Boeing lists workers eligible to vote on union drive

About 3,000 employees eligible for April 22 organizing vote

NORTH CHARLESTON, SOUTH CAROLINA (Reuters) — A machinists union campaign to organize Boeing Co's South Carolina operations began in earnest on Tuesday, as the company turned over a list of about 3,000 employees eligible for an April 22 organizing vote.

Both sides are stepping up efforts to win support using social and traditional media, and one-on-one campaigning in the strongly anti-union state. Boeing is fighting the International Association of Machinists and Aerospace Workers' (IAM) effort to win a landmark victory by representing workers who build the company's 787 airliner.

The union will use the eligibility list to visit homes and "do as much face to face as possible" to discuss the benefits of organization, said Frank Larkin an IAM spokesman.

Boeing aired two new radio ads this week emphasizing the dangers of strikes and the loss of wages that result.

"Do workers really benefit from strikes?" one of the ads asks. "On all of the strike days, workers didn't receive regular wages, unemployment or healthcare and retirement benefits."

The one-minute spots do not mention that workers typically receive support from a union strike fund.

The IAM is running a campaign out of a rented office on a commercial strip in North Charleston about three miles from the Boeing plant.

The union opened the office a year ago to educate Boeing workers about collective bargaining in a state where only about 4 per cent of workers are represented by a union.

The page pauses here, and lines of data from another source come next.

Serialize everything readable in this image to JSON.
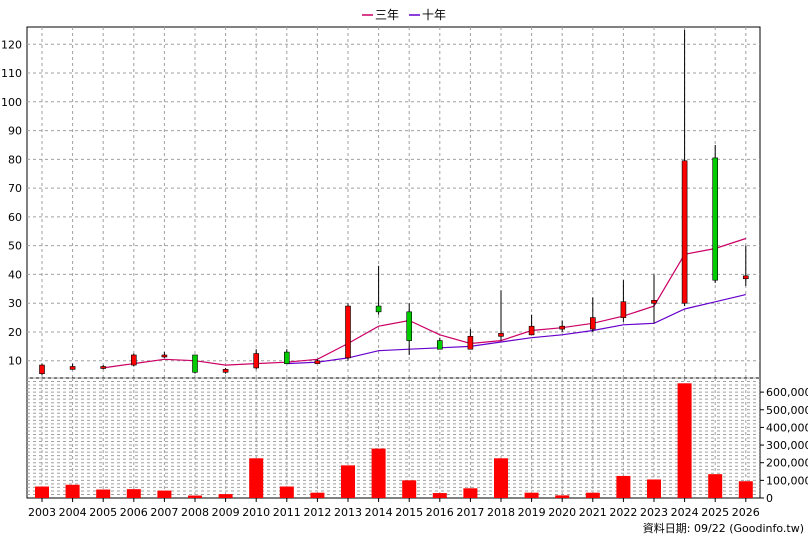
{
  "chart_data": {
    "type": "candlestick",
    "legend": [
      {
        "name": "三年",
        "color": "#cc0066"
      },
      {
        "name": "十年",
        "color": "#6600cc"
      }
    ],
    "source_label": "資料日期: 09/22 (Goodinfo.tw)",
    "categories": [
      "2003",
      "2004",
      "2005",
      "2006",
      "2007",
      "2008",
      "2009",
      "2010",
      "2011",
      "2012",
      "2013",
      "2014",
      "2015",
      "2016",
      "2017",
      "2018",
      "2019",
      "2020",
      "2021",
      "2022",
      "2023",
      "2024",
      "2025",
      "2026"
    ],
    "price_axis": {
      "ylim": [
        4,
        126
      ],
      "ticks": [
        10,
        20,
        30,
        40,
        50,
        60,
        70,
        80,
        90,
        100,
        110,
        120
      ],
      "grid": true
    },
    "volume_axis": {
      "ylim": [
        0,
        680000
      ],
      "ticks": [
        0,
        100000,
        200000,
        300000,
        400000,
        500000,
        600000
      ],
      "tick_labels": [
        "0",
        "100,000",
        "200,000",
        "300,000",
        "400,000",
        "500,000",
        "600,000"
      ]
    },
    "candles": [
      {
        "open": 5.5,
        "close": 8.5,
        "high": 9,
        "low": 5
      },
      {
        "open": 7,
        "close": 8,
        "high": 9,
        "low": 7
      },
      {
        "open": 7.5,
        "close": 8,
        "high": 8.5,
        "low": 7
      },
      {
        "open": 8.5,
        "close": 12,
        "high": 12.5,
        "low": 8
      },
      {
        "open": 12,
        "close": 12,
        "high": 13,
        "low": 11
      },
      {
        "open": 12,
        "close": 6,
        "high": 12,
        "low": 5.5
      },
      {
        "open": 6,
        "close": 7,
        "high": 7.5,
        "low": 5.5
      },
      {
        "open": 7.5,
        "close": 12.5,
        "high": 14,
        "low": 7
      },
      {
        "open": 13,
        "close": 9,
        "high": 14,
        "low": 9
      },
      {
        "open": 9,
        "close": 10,
        "high": 10.5,
        "low": 9
      },
      {
        "open": 11,
        "close": 29,
        "high": 30,
        "low": 10
      },
      {
        "open": 29,
        "close": 27,
        "high": 43,
        "low": 26
      },
      {
        "open": 27,
        "close": 17,
        "high": 30,
        "low": 12
      },
      {
        "open": 17,
        "close": 14,
        "high": 18,
        "low": 14
      },
      {
        "open": 14,
        "close": 18.5,
        "high": 21,
        "low": 14
      },
      {
        "open": 18.5,
        "close": 19.5,
        "high": 34.5,
        "low": 17
      },
      {
        "open": 19,
        "close": 22,
        "high": 26,
        "low": 19
      },
      {
        "open": 21,
        "close": 22,
        "high": 24,
        "low": 20
      },
      {
        "open": 21,
        "close": 25,
        "high": 32,
        "low": 20
      },
      {
        "open": 25,
        "close": 30.5,
        "high": 38,
        "low": 23.5
      },
      {
        "open": 30,
        "close": 31,
        "high": 40,
        "low": 23
      },
      {
        "open": 30,
        "close": 79.5,
        "high": 125,
        "low": 29
      },
      {
        "open": 80.5,
        "close": 38,
        "high": 85,
        "low": 37
      },
      {
        "open": 38.5,
        "close": 39.5,
        "high": 50,
        "low": 36
      }
    ],
    "series": [
      {
        "name": "三年",
        "values": [
          null,
          null,
          7.5,
          9,
          10.5,
          10,
          8.5,
          9,
          9.5,
          10.5,
          16,
          22,
          24,
          19,
          16,
          17,
          20.5,
          21.5,
          23,
          25.5,
          29,
          47,
          49,
          52.5
        ]
      },
      {
        "name": "十年",
        "values": [
          null,
          null,
          null,
          null,
          null,
          null,
          null,
          null,
          9,
          9.5,
          11,
          13.5,
          14,
          14.5,
          15,
          16.5,
          18,
          19,
          20.5,
          22.5,
          23,
          28,
          30.5,
          33
        ]
      }
    ],
    "volume": [
      65000,
      75000,
      48000,
      50000,
      42000,
      14000,
      22000,
      225000,
      65000,
      30000,
      185000,
      280000,
      100000,
      28000,
      55000,
      225000,
      30000,
      15000,
      30000,
      125000,
      105000,
      650000,
      135000,
      95000
    ]
  }
}
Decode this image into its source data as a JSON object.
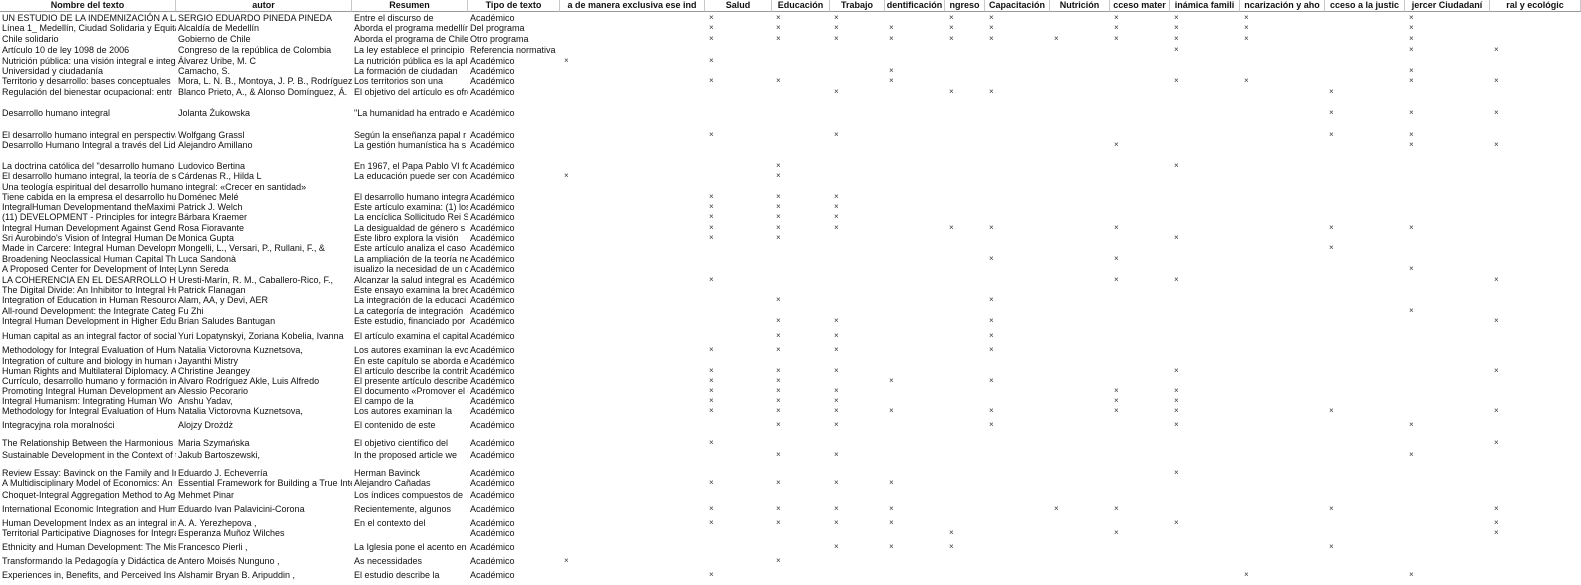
{
  "table": {
    "header": [
      "Nombre del texto",
      "autor",
      "Resumen",
      "Tipo de texto",
      "a de manera exclusiva ese ind",
      "Salud",
      "Educación",
      "Trabajo",
      "dentificación",
      "ngreso",
      "Capacitación",
      "Nutrición",
      "cceso mater",
      "inámica famili",
      "ncarización y aho",
      "cceso a la justic",
      "jercer Ciudadaní",
      "ral y ecológic"
    ],
    "rows": [
      [
        "UN ESTUDIO DE LA INDEMNIZACIÓN A LA",
        "SERGIO EDUARDO PINEDA PINEDA",
        "Entre el discurso de",
        "Académico",
        null,
        "×",
        "×",
        "×",
        null,
        "×",
        "×",
        null,
        "×",
        "×",
        "×",
        null,
        "×",
        null
      ],
      [
        "Línea 1_ Medellín, Ciudad Solidaria y Equita",
        "Alcaldía de Medellín",
        "Aborda el programa medellín",
        "Del programa",
        null,
        "×",
        "×",
        "×",
        "×",
        "×",
        "×",
        null,
        "×",
        "×",
        "×",
        null,
        "×",
        null
      ],
      [
        "Chile solidario",
        "Gobierno de Chile",
        "Aborda el programa de Chile",
        "Otro programa",
        null,
        "×",
        "×",
        "×",
        "×",
        "×",
        "×",
        "×",
        "×",
        "×",
        "×",
        null,
        "×",
        null
      ],
      [
        "Artículo 10 de ley 1098 de 2006",
        "Congreso de la república de Colombia",
        "La ley establece el principio",
        "Referencia normativa",
        null,
        null,
        null,
        null,
        null,
        null,
        null,
        null,
        null,
        "×",
        null,
        null,
        "×",
        "×"
      ],
      [
        "Nutrición pública: una visión integral e integ",
        "Álvarez Uribe, M. C",
        "La nutrición pública es la apl",
        "Académico",
        "×",
        "×",
        null,
        null,
        null,
        null,
        null,
        null,
        null,
        null,
        null,
        null,
        null,
        null
      ],
      [
        "Universidad y ciudadanía",
        "Camacho, S.",
        "La formación de ciudadan",
        "Académico",
        null,
        null,
        null,
        null,
        "×",
        null,
        null,
        null,
        null,
        null,
        null,
        null,
        "×",
        null
      ],
      [
        "Territorio y desarrollo: bases conceptuales",
        "Mora, L. N. B., Montoya, J. P. B., Rodríguez",
        "Los territorios son una",
        "Académico",
        null,
        "×",
        "×",
        null,
        "×",
        null,
        null,
        null,
        null,
        "×",
        "×",
        null,
        "×",
        "×"
      ],
      [
        "Regulación del bienestar ocupacional: entr",
        "Blanco Prieto, A., & Alonso Domínguez, Á.",
        "El objetivo del artículo es ofre",
        "Académico",
        null,
        null,
        null,
        "×",
        null,
        "×",
        "×",
        null,
        null,
        null,
        null,
        "×",
        null,
        null
      ],
      [
        "Desarrollo humano integral",
        "Jolanta Żukowska",
        "\"La humanidad ha entrado e",
        "Académico",
        null,
        null,
        null,
        null,
        null,
        null,
        null,
        null,
        null,
        null,
        null,
        "×",
        "×",
        "×"
      ],
      [
        "El desarrollo humano integral en perspectiva",
        "Wolfgang Grassl",
        "Según la enseñanza papal r",
        "Académico",
        null,
        "×",
        null,
        "×",
        null,
        null,
        null,
        null,
        null,
        null,
        null,
        "×",
        "×",
        null
      ],
      [
        "Desarrollo Humano Integral a través del Lide",
        "Alejandro Amillano",
        "La gestión humanística ha s",
        "Académico",
        null,
        null,
        null,
        null,
        null,
        null,
        null,
        null,
        "×",
        null,
        null,
        null,
        "×",
        "×"
      ],
      [
        "La doctrina católica del \"desarrollo humano",
        "Ludovico Bertina",
        "En 1967, el Papa Pablo VI for",
        "Académico",
        null,
        null,
        "×",
        null,
        null,
        null,
        null,
        null,
        null,
        "×",
        null,
        null,
        null,
        null
      ],
      [
        "El desarrollo humano integral, la teoría de s",
        "Cárdenas R., Hilda L",
        "La educación puede ser con",
        "Académico",
        "×",
        null,
        "×",
        null,
        null,
        null,
        null,
        null,
        null,
        null,
        null,
        null,
        null,
        null
      ],
      [
        "Una teología espiritual del desarrollo humano integral: «Crecer en santidad»",
        null,
        null,
        null,
        null,
        null,
        null,
        null,
        null,
        null,
        null,
        null,
        null,
        null,
        null,
        null,
        null,
        null
      ],
      [
        "Tiene cabida en la empresa el desarrollo hu",
        "Doménec Melé",
        "El desarrollo humano integra",
        "Académico",
        null,
        "×",
        "×",
        "×",
        null,
        null,
        null,
        null,
        null,
        null,
        null,
        null,
        null,
        null
      ],
      [
        "IntegralHuman Developmentand theMaximi",
        "Patrick J. Welch",
        "Este artículo examina: (1) los",
        "Académico",
        null,
        "×",
        "×",
        "×",
        null,
        null,
        null,
        null,
        null,
        null,
        null,
        null,
        null,
        null
      ],
      [
        "(11) DEVELOPMENT - Principles for integral h",
        "Bárbara Kraemer",
        "La encíclica Sollicitudo Rei S",
        "Académico",
        null,
        "×",
        "×",
        "×",
        null,
        null,
        null,
        null,
        null,
        null,
        null,
        null,
        null,
        null
      ],
      [
        "Integral Human Development Against Gend",
        "Rosa Fioravante",
        "La desigualdad de género s",
        "Académico",
        null,
        "×",
        "×",
        "×",
        null,
        "×",
        "×",
        null,
        "×",
        null,
        null,
        "×",
        "×",
        null
      ],
      [
        "Sri Aurobindo's Vision of Integral Human De",
        "Monica Gupta",
        "Este libro explora la visión",
        "Académico",
        null,
        "×",
        "×",
        null,
        null,
        null,
        null,
        null,
        null,
        "×",
        null,
        null,
        null,
        null
      ],
      [
        "Made in Carcere: Integral Human Developm",
        "Mongelli, L., Versari, P., Rullani, F., &",
        "Este artículo analiza el caso",
        "Académico",
        null,
        null,
        null,
        null,
        null,
        null,
        null,
        null,
        null,
        null,
        null,
        "×",
        null,
        null
      ],
      [
        "Broadening Neoclassical Human Capital Th",
        "Luca Sandonà",
        "La ampliación de la teoría ne",
        "Académico",
        null,
        null,
        null,
        null,
        null,
        null,
        "×",
        null,
        "×",
        null,
        null,
        null,
        null,
        null
      ],
      [
        "A Proposed Center for Development of Integ",
        "Lynn Sereda",
        "isualizo la necesidad de un c",
        "Académico",
        null,
        null,
        null,
        null,
        null,
        null,
        null,
        null,
        null,
        null,
        null,
        null,
        "×",
        null
      ],
      [
        "LA COHERENCIA EN EL DESARROLLO HUM",
        "Uresti-Marín, R. M., Caballero-Rico, F.,",
        "Alcanzar la salud integral es",
        "Académico",
        null,
        "×",
        null,
        null,
        null,
        null,
        null,
        null,
        "×",
        "×",
        null,
        null,
        null,
        "×"
      ],
      [
        "The Digital Divide: An Inhibitor to Integral Hu",
        "Patrick Flanagan",
        "Este ensayo examina la brec",
        "Académico",
        null,
        null,
        null,
        null,
        null,
        null,
        null,
        null,
        null,
        null,
        null,
        null,
        null,
        null
      ],
      [
        "Integration of Education in Human Resource",
        "Alam, AA, y Devi, AER",
        "La integración de la educaci",
        "Académico",
        null,
        null,
        "×",
        null,
        null,
        null,
        "×",
        null,
        null,
        null,
        null,
        null,
        null,
        null
      ],
      [
        "All-round Development: the Integrate Categ",
        "Fu Zhi",
        "La categoría de integración",
        "Académico",
        null,
        null,
        null,
        null,
        null,
        null,
        null,
        null,
        null,
        null,
        null,
        null,
        "×",
        null
      ],
      [
        "Integral Human Development in Higher Educ",
        "Brian Saludes Bantugan",
        "Este estudio, financiado por",
        "Académico",
        null,
        null,
        "×",
        "×",
        null,
        null,
        "×",
        null,
        null,
        null,
        null,
        null,
        null,
        "×"
      ],
      [
        "Human capital as an integral factor of social",
        "Yuri Lopatynskyi, Zoriana Kobelia, Ivanna",
        "El artículo examina el capital",
        "Académico",
        null,
        null,
        "×",
        "×",
        null,
        null,
        "×",
        null,
        null,
        null,
        null,
        null,
        null,
        null
      ],
      [
        "Methodology for Integral Evaluation of Huma",
        "Natalia Victorovna Kuznetsova,",
        "Los autores examinan la evo",
        "Académico",
        null,
        "×",
        "×",
        "×",
        null,
        null,
        "×",
        null,
        null,
        null,
        null,
        null,
        null,
        null
      ],
      [
        "Integration of culture and biology in human d",
        "Jayanthi Mistry",
        "En este capítulo se aborda e",
        "Académico",
        null,
        null,
        null,
        null,
        null,
        null,
        null,
        null,
        null,
        null,
        null,
        null,
        null,
        null
      ],
      [
        "Human Rights and Multilateral Diplomacy. A",
        "Christine Jeangey",
        "El artículo describe la contrib",
        "Académico",
        null,
        "×",
        "×",
        "×",
        null,
        null,
        null,
        null,
        null,
        "×",
        null,
        null,
        null,
        "×"
      ],
      [
        "Currículo, desarrollo humano y formación in",
        "Alvaro Rodríguez Akle, Luis Alfredo",
        "El presente artículo describe",
        "Académico",
        null,
        "×",
        "×",
        null,
        "×",
        null,
        "×",
        null,
        null,
        null,
        null,
        null,
        null,
        null
      ],
      [
        "Promoting Integral Human Development and",
        "Alessio Pecorario",
        "El documento «Promover el d",
        "Académico",
        null,
        "×",
        "×",
        "×",
        null,
        null,
        null,
        null,
        "×",
        "×",
        null,
        null,
        null,
        null
      ],
      [
        "Integral Humanism: Integrating Human Wo",
        "Anshu Yadav,",
        "El campo de la",
        "Académico",
        null,
        "×",
        "×",
        "×",
        null,
        null,
        null,
        null,
        "×",
        "×",
        null,
        null,
        null,
        null
      ],
      [
        "Methodology for Integral Evaluation of Huma",
        "Natalia Victorovna Kuznetsova,",
        "Los autores examinan la",
        "Académico",
        null,
        "×",
        "×",
        "×",
        "×",
        null,
        "×",
        null,
        "×",
        "×",
        null,
        "×",
        null,
        "×"
      ],
      [
        "Integracyjna rola moralności",
        "Alojzy Drożdż",
        "El contenido de este",
        "Académico",
        null,
        null,
        "×",
        "×",
        null,
        null,
        "×",
        null,
        null,
        "×",
        null,
        null,
        "×",
        null
      ],
      [
        "The Relationship Between the Harmonious I",
        "Maria Szymańska",
        "El objetivo científico del",
        "Académico",
        null,
        "×",
        null,
        null,
        null,
        null,
        null,
        null,
        null,
        null,
        null,
        null,
        null,
        "×"
      ],
      [
        "Sustainable Development in the Context of t",
        "Jakub Bartoszewski,",
        "In the proposed article we",
        "Académico",
        null,
        null,
        "×",
        "×",
        null,
        null,
        null,
        null,
        null,
        null,
        null,
        null,
        "×",
        null
      ],
      [
        "Review Essay: Bavinck on the Family and Int",
        "Eduardo J. Echeverría",
        "Herman Bavinck",
        "Académico",
        null,
        null,
        null,
        null,
        null,
        null,
        null,
        null,
        null,
        "×",
        null,
        null,
        null,
        null
      ],
      [
        "A Multidisciplinary Model of Economics: An",
        "Essential Framework for Building a True Integr",
        "Alejandro Cañadas",
        "Académico",
        null,
        "×",
        "×",
        "×",
        "×",
        null,
        null,
        null,
        null,
        null,
        null,
        null,
        null,
        null
      ],
      [
        "Choquet-Integral Aggregation Method to Ag",
        "Mehmet Pinar",
        "Los índices compuestos de",
        "Académico",
        null,
        null,
        null,
        null,
        null,
        null,
        null,
        null,
        null,
        null,
        null,
        null,
        null,
        null
      ],
      [
        "International Economic Integration and Hum",
        "Eduardo Ivan Palavicini-Corona",
        "Recientemente, algunos",
        "Académico",
        null,
        "×",
        "×",
        "×",
        "×",
        null,
        null,
        "×",
        "×",
        null,
        null,
        "×",
        null,
        "×"
      ],
      [
        "Human Development Index as an integral inc",
        "A. A. Yerezhepova ,",
        "En el contexto del",
        "Académico",
        null,
        "×",
        "×",
        "×",
        "×",
        null,
        null,
        null,
        null,
        "×",
        null,
        null,
        null,
        "×"
      ],
      [
        "Territorial Participative Diagnoses for Integra",
        "Esperanza Muñoz Wilches",
        null,
        "Académico",
        null,
        null,
        null,
        null,
        null,
        "×",
        null,
        null,
        "×",
        null,
        null,
        null,
        null,
        "×"
      ],
      [
        "Ethnicity and Human Development: The Mis",
        "Francesco Pierli ,",
        "La Iglesia pone el acento en",
        "Académico",
        null,
        null,
        null,
        "×",
        "×",
        "×",
        null,
        null,
        null,
        null,
        null,
        "×",
        null,
        null
      ],
      [
        "Transformando la Pedagogía y Didáctica de",
        "Antero Moisés Nunguno ,",
        "As necessidades",
        "Académico",
        "×",
        null,
        "×",
        null,
        null,
        null,
        null,
        null,
        null,
        null,
        null,
        null,
        null,
        null
      ],
      [
        "Experiences in, Benefits, and Perceived Ins",
        "Alshamir Bryan B. Aripuddin ,",
        "El estudio describe la",
        "Académico",
        null,
        "×",
        null,
        null,
        null,
        null,
        null,
        null,
        null,
        null,
        "×",
        null,
        "×",
        null
      ]
    ]
  }
}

Union representatives work phones and hand out black IAM T-shirts and literature. State union leaders, politicians and ministers have signed their support and two plant production workers appear in a pro-union video.

The IAM's campaign focuses on wages, hours, working conditions and dignity on the job, lead organizer Mike Evans said.

They fear raising safety issues, Evans said. "The message is get it done or there's the door."

Boeing recently began scheduling staggered weekend work and Evans said workers told him they have been receiving small bonuses, ranging from a $25 to $500 Wal-Mart gift card.

"We've said for the past five years that we don't believe a union is in the best interests of our teammates, our business, our community nor our state," Boeing spokeswoman Candy Eslinger said in a statement.

The IAM pulled 129,000 workers out on strike in the last decade and would make "over $1 million a year" from South Carolina employees, company websites show.

Under state laws, workers do not have to join a union, if one is formed, and do not have to pay dues, Gordon Lafer, professor of political science at the University of Oregon, said.

But the union is legally bound to represent all members of the bargaining unit, he said.

"Unions in right-to-work states are the only organizations I know of that are required by law to provide all their services for free but not charge for it," Lafer said. "It's very hard to sustain an organization like that financially."